I’m using an Acer netbook now, and my GF has an Asus netbook. Both are roughly the same. I experience some laginess, but I went on the cheap (dad wanted to buy it for me as a Christmas present; had it been my own money, I would have spent more of it) and it’s running Win7 (which is, by the way, a pretty good OS). Acer’s previously piss-poor reputation was more in the laptop/notebook arena. They’re among best-of-breed in netbooks (IMHO).

I work in IT for a company that buys exclusively dell for desktops, and a mix of dell & hp for laptops.
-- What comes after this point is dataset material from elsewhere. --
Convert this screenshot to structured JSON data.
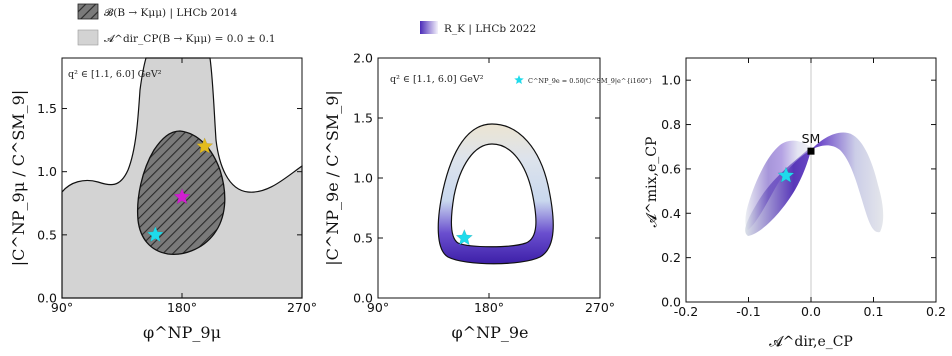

For desktops at least, we haven’t had many problems, but these are all business level PCs, so maybe their consumer PCs are trash. I have a Dell at home and it seems pretty good.

We currently order Optiplex 960s for desktops, which is fairly high end, but we get a good price through our Dell rep. They seem to be very solid.

I don’t know how they would compare with another brand of desktops, since we’ve only used Dell desktops, but I love being able to customize Dell PCs for what we need.

My first Windows PC ever was a Fujitsu laptop, and I got that in 1997, and it lasted about 7 years, and was amazingly durable. However, it seems Fujitsu has stopped selling consumer level, at least last I checked.

I dunno… I still insist on building my non-Apple machines (and I recently rebuilt my Linux whole-house server as a Mac clone). Sure, I could have gotten a Dell, dude, even with a corporate discount, but for non-desktop machines I still prefer modularity and picking and choosing exact components.

However like the majority, I remember Dell as being the reliable, corporate standby since at least the late-mid 90’s. GW2K was the “consumer” go-to company (that domain no longer works, sadly!).

I’ve built my own machines since 2000, but as computers go, Dells aren’t bad (nor have they really ever been) for what they are.

Dell is a good corporate supplier - i.e., you run a big corporation, you need a lot of plain-vanilla machines and decent tech support. Dell fits this just fine.

Now, for my own machine I would never buy a Dell. But nor would I buy any corporate brand. 90% are underpowered corner-cutting boxes (Dell) and the other 10% have nice hardware but are fantastically overpriced (Alienware).

If you need to run Word, Excel and email - Dell is just fine. Anything beyond that hie thee to Tom’s Hardware and learn to build your own.

Maybe massive bribery was the reason Dell went from meh to hot.